Biologics are the fastest-growing sector if the drugs market, in part because they have very high prices, and also because they treat diseases with high unmet needs (oncology, for example). As a result, spending on biologics by the U.S. government and private insurance companies is significant. In fact, U.S. sales of biologics increased by 20% to $40.3 billion in 2006 according to IMS Health.

"The average cost of a biotech drug can be 10, 15 or 20 times higher than the average cost of a traditional drug," Dr. Steve Miller, pharmacy benefits manager Express Scripts' chief medical officer says.

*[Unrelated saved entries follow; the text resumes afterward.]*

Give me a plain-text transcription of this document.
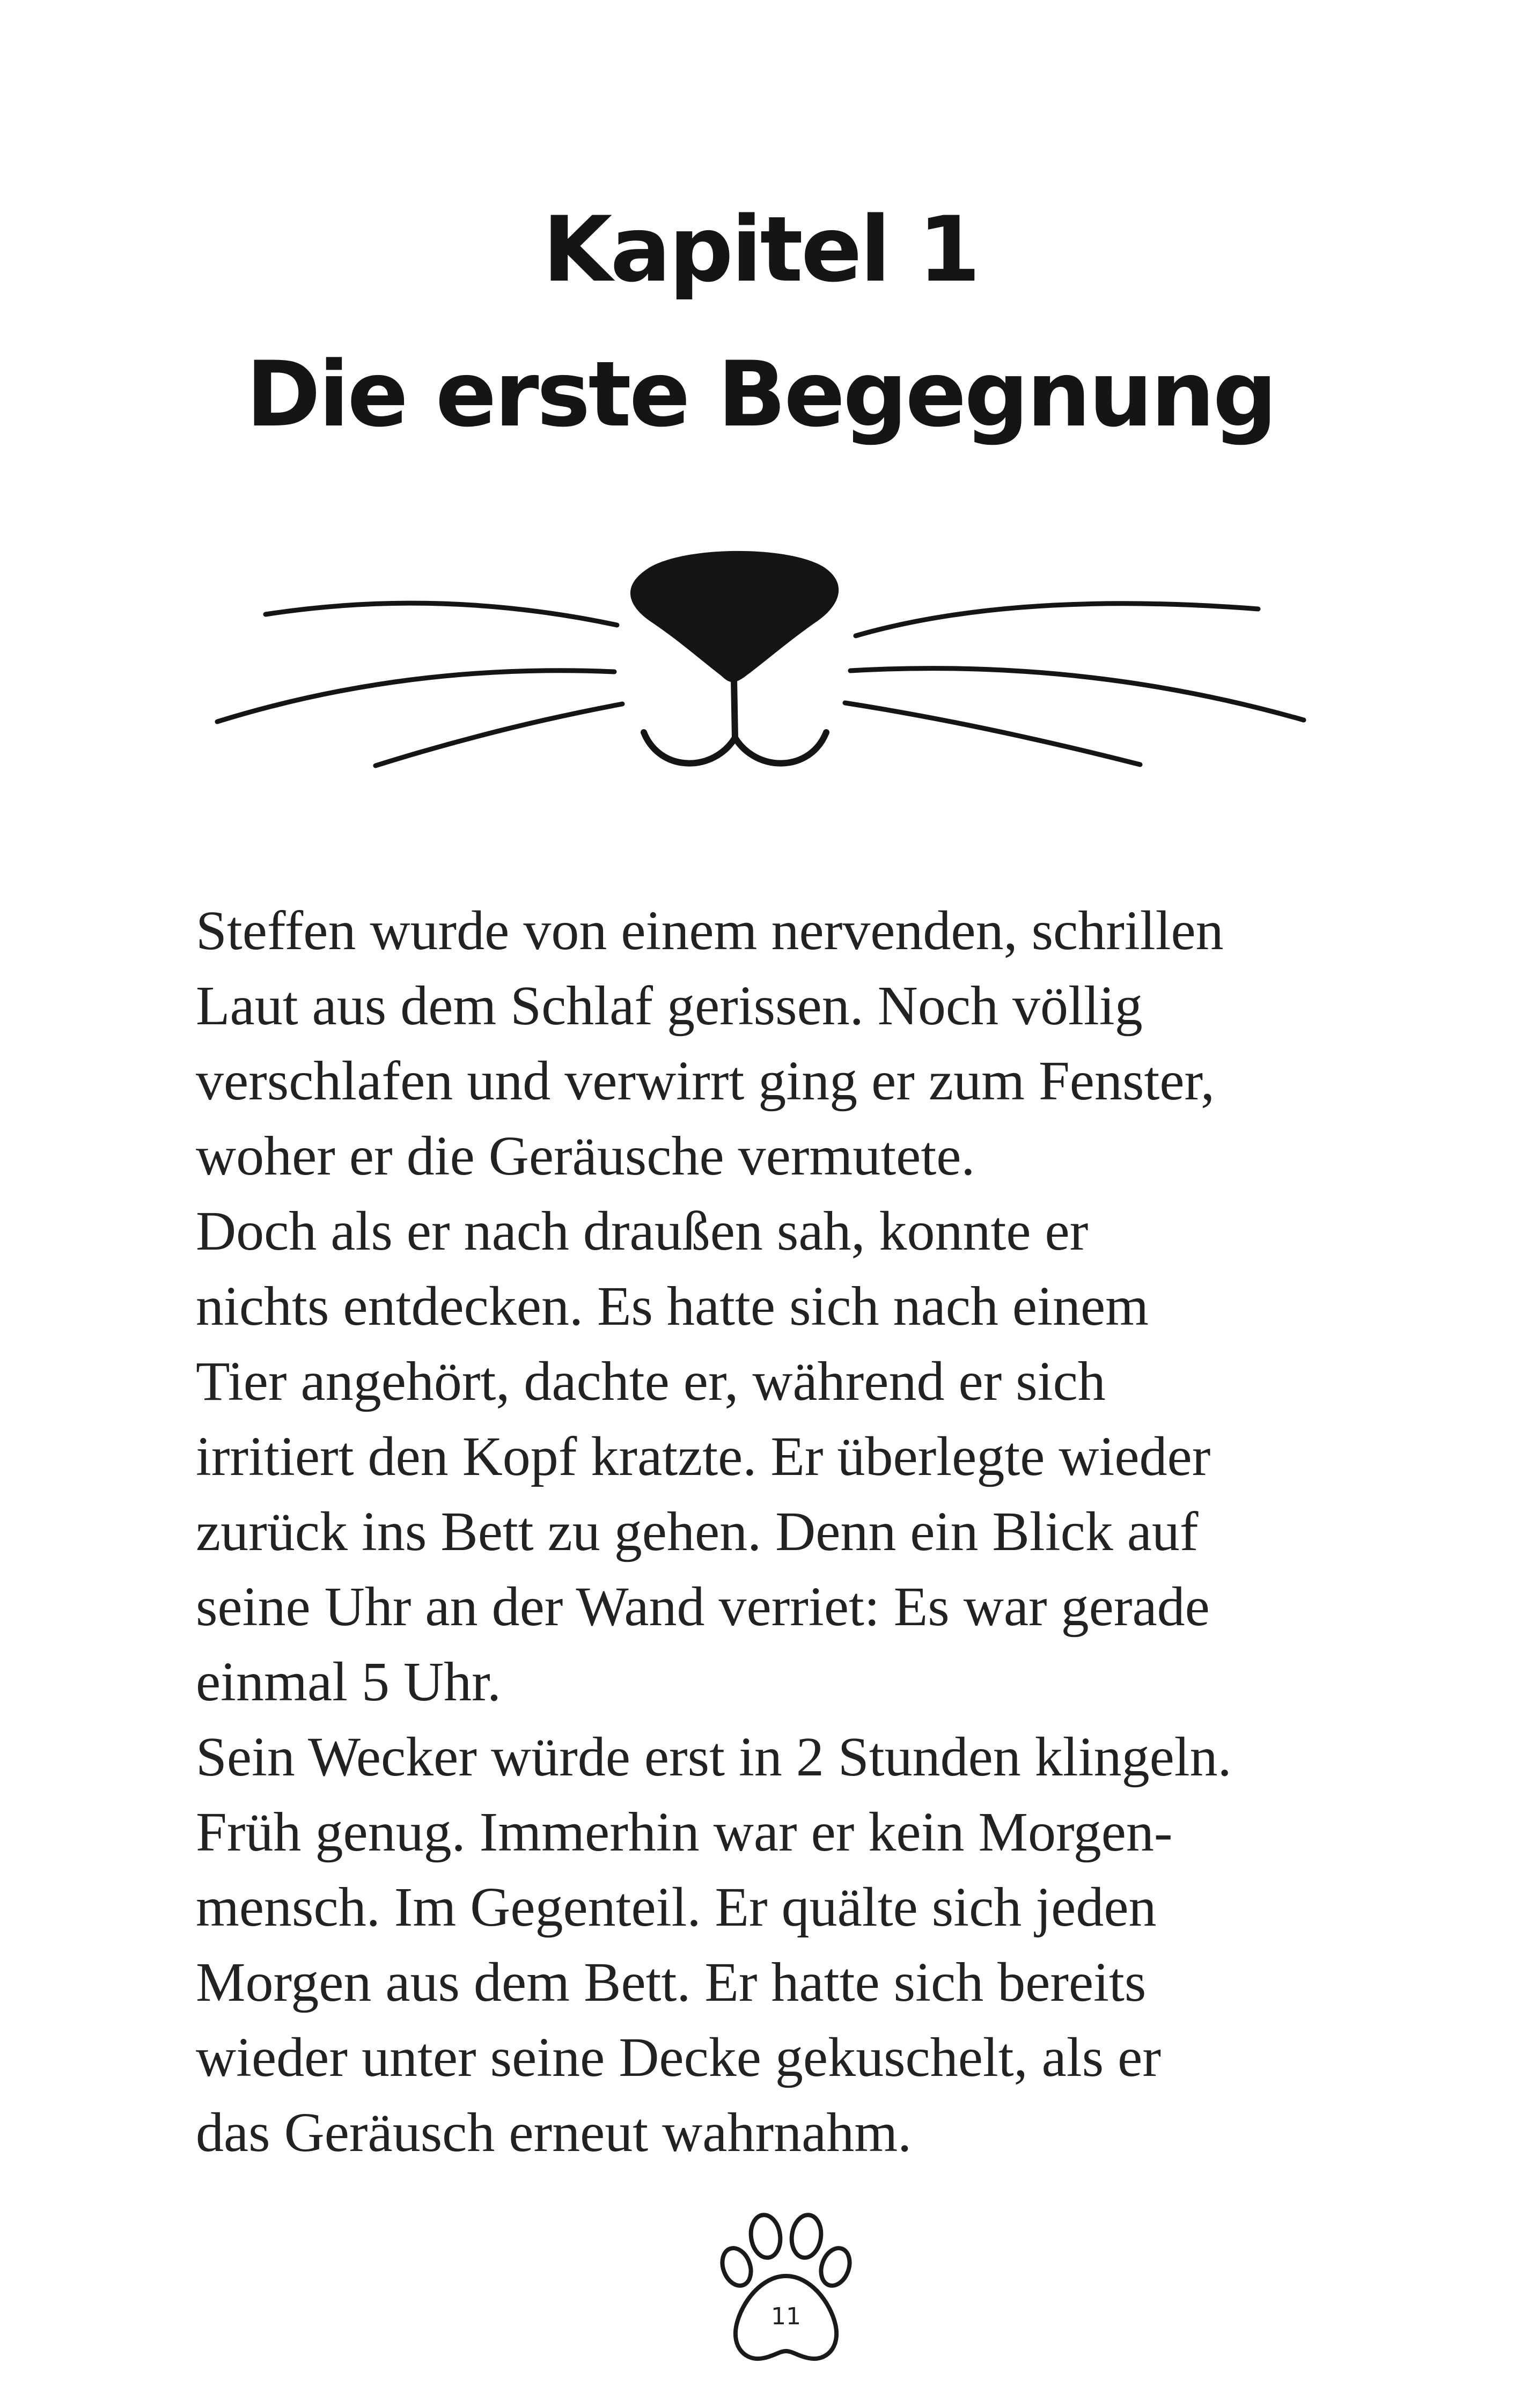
Kapitel 1
Die erste Begegnung
Steffen wurde von einem nervenden, schrillen
Laut aus dem Schlaf gerissen. Noch völlig
verschlafen und verwirrt ging er zum Fenster,
woher er die Geräusche vermutete.
Doch als er nach draußen sah, konnte er
nichts entdecken. Es hatte sich nach einem
Tier angehört, dachte er, während er sich
irritiert den Kopf kratzte. Er überlegte wieder
zurück ins Bett zu gehen. Denn ein Blick auf
seine Uhr an der Wand verriet: Es war gerade
einmal 5 Uhr.
Sein Wecker würde erst in 2 Stunden klingeln.
Früh genug. Immerhin war er kein Morgen-
mensch. Im Gegenteil. Er quälte sich jeden
Morgen aus dem Bett. Er hatte sich bereits
wieder unter seine Decke gekuschelt, als er
das Geräusch erneut wahrnahm.
11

In effect, doubling the patent period for biologics is one of the biggest examples of corporate welfare seen since the Medicare Drug Bill took effect, and U.S. taxpayers are paying for it. The irony, of course, is that Ms. Eshoo's district is unlikely to see much in the way of jobs created by this Government largesse. The reason is because although researchers and executives at these companies will benefit, most biotech companies do not manufacture their products in the Bay Area because its simply too costly. Some outsource manufacturing to companies like Hospira, Inc. (see here for my previous post on that company), or if they manufacture the products themselves, they set up shop in less costly locations like Arizona, Colorado or Texas. This means the beneficiaries are institutional investors and of course, the upper echelon of corporate management (the CEO, CFO, etc.,) who may reward Eshoo with support for her next re-election for filling their wallets.

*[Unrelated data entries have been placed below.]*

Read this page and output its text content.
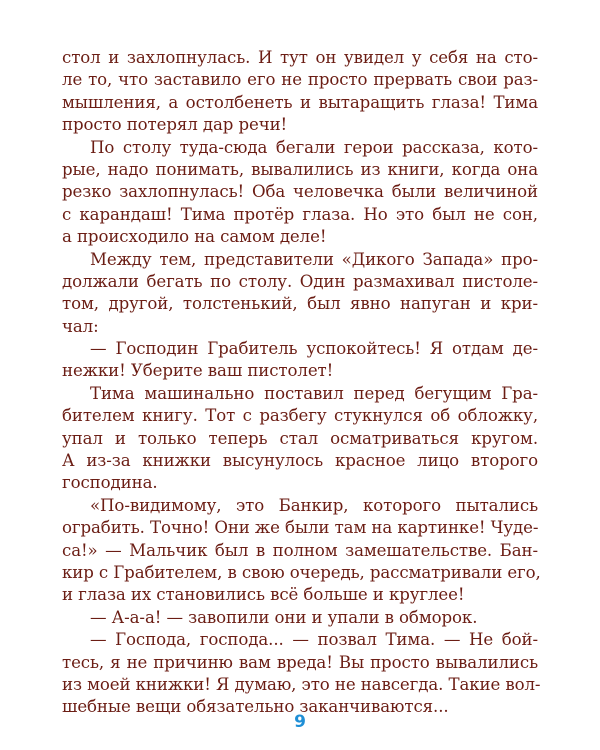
стол и захлопнулась. И тут он увидел у себя на сто-
ле то, что заставило его не просто прервать свои раз-
мышления, а остолбенеть и вытаращить глаза! Тима
просто потерял дар речи!
По столу туда-сюда бегали герои рассказа, кото-
рые, надо понимать, вывалились из книги, когда она
резко захлопнулась! Оба человечка были величиной
с карандаш! Тима протёр глаза. Но это был не сон,
а происходило на самом деле!
Между тем, представители «Дикого Запада» про-
должали бегать по столу. Один размахивал пистоле-
том, другой, толстенький, был явно напуган и кри-
чал:
— Господин Грабитель успокойтесь! Я отдам де-
нежки! Уберите ваш пистолет!
Тима машинально поставил перед бегущим Гра-
бителем книгу. Тот с разбегу стукнулся об обложку,
упал и только теперь стал осматриваться кругом.
А из-за книжки высунулось красное лицо второго
господина.
«По-видимому, это Банкир, которого пытались
ограбить. Точно! Они же были там на картинке! Чуде-
са!» — Мальчик был в полном замешательстве. Бан-
кир с Грабителем, в свою очередь, рассматривали его,
и глаза их становились всё больше и круглее!
— А-а-а! — завопили они и упали в обморок.
— Господа, господа... — позвал Тима. — Не бой-
тесь, я не причиню вам вреда! Вы просто вывалились
из моей книжки! Я думаю, это не навсегда. Такие вол-
шебные вещи обязательно заканчиваются...
9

So what does any of this have to do with diabetes? Well, a number of things. First of all, a number of diabetes medications are biopharmaceuticals, the most important of which is insulin (although there are presently no legal impediments to generic insulin because it is governed by the Federal Food, Drug & Cosmetic Act not the Public Health Service Act which governs most other biotech drugs, and regulatory confusion has stopped progress towards the goal of seeing generic insulin emerge -- see my original article here for full details). The estimated cost of not having generic insulin available in the U.S. is $797 million, or just over $16 billion over 10 years according to a study undertaken by pharmacy benefits manager Express Scripts, Inc., so the cost to society is enormous.

Then there is the issue of equity. Why are regular drugs being awarded only 7 years exclusivity vs. up to 14 for biotechnology medicines? You might wish to express this thought to your Congressman or woman, as competition in the insulin market is being delayed by Congress' continued inaction on this matter.